Sections 22(2) 22(BA), 22(8), 22(9) and 23(1) of the Tax Administration Act 1994
The new legislation introduces amendments to modernise the record-keeping requirements of businesses by making it easier for taxpayers to store records offshore through applications from an Inland Revenue-approved service provider, and by allowing taxpayers who submit returns electronically to store them electronically.
The purpose of the amendments is to make it easier for taxpayers to conduct their tax compliance activities electronically, and to encourage the electronic filing of returns.

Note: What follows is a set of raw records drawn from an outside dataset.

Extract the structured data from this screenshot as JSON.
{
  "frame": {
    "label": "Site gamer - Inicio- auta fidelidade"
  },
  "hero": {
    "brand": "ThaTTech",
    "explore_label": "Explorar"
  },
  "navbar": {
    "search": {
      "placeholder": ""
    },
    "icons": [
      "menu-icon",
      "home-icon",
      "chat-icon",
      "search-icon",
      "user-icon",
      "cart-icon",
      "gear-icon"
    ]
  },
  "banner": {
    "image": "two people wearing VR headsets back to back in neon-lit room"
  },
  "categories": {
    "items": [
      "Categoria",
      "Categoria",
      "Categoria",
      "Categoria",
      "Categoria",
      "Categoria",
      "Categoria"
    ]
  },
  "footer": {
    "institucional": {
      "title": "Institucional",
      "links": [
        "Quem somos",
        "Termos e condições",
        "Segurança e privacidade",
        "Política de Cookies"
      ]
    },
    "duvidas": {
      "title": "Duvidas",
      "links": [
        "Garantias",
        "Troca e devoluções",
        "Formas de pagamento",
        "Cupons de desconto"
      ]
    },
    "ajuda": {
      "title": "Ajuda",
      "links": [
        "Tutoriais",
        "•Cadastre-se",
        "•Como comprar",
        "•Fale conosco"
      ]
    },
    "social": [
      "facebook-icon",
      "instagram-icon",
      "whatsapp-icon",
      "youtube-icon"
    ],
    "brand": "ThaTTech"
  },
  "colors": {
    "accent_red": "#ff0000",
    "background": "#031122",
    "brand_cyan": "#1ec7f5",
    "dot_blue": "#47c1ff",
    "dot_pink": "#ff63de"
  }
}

Inland Revenue will be able to authorise service providers (for example, a tax agent, accounting payroll provider or a data storage service provider) to keep their clients' records offshore, provided they meet conditions set by the Commissioner of Inland Revenue. The principle for these conditions is that there should be no greater obligation on the service provider than currently exists for the storing of business records in any other format, so long as the Commissioner's access to those records is not unnecessarily compromised.
The administrative criteria will also apply to individuals who apply to keep their own records offshore.
Generally, taxpayers are required to store their records in New Zealand. As taxpayers are increasingly managing their taxes through payroll or accounting software, the use of offshore data storage for information, records and returns is growing. Previously, the Commissioner could only authorise applications from individual taxpayers to store their records offshore. The amendments now allow a service provider to apply to the Commissioner on behalf of their clients. This will make it easier for taxpayers to store their data offshore if they choose. The Commissioner will also be able to revoke an authorisation, and has the flexibility to authorise the keeping of records in a different form if requested by a taxpayer or a service provider.
Taxpayers will meet their record-keeping obligations under the Tax Administration Act 1994 only if they use Inland Revenue-approved service providers. However the ultimate obligation to comply with tax obligations will always rest with a taxpayer.
A further amendment allows taxpayers to store tax returns electronically that were submitted electronically, thereby removing the requirement to retain a paper copy.
How will Inland Revenue protect the privacy of a taxpayer's information when it is stored offshore?
The changes in section 22 relate to a taxpayer satisfying their record-keeping obligations and the Commissioner's discretions, to ensure on-going access to taxpayer records by the Commissioner when required.
Ultimately it is the taxpayer's responsibility to ensure the privacy of their business records, and the security risks associated with storing records offshore is a commercial matter for the taxpayer to consider with their service provider.
Taxpayer information and data held by Inland Revenue is not within the scope of section 22.
The amendments apply from the date of Royal assent, being 2 November 2012.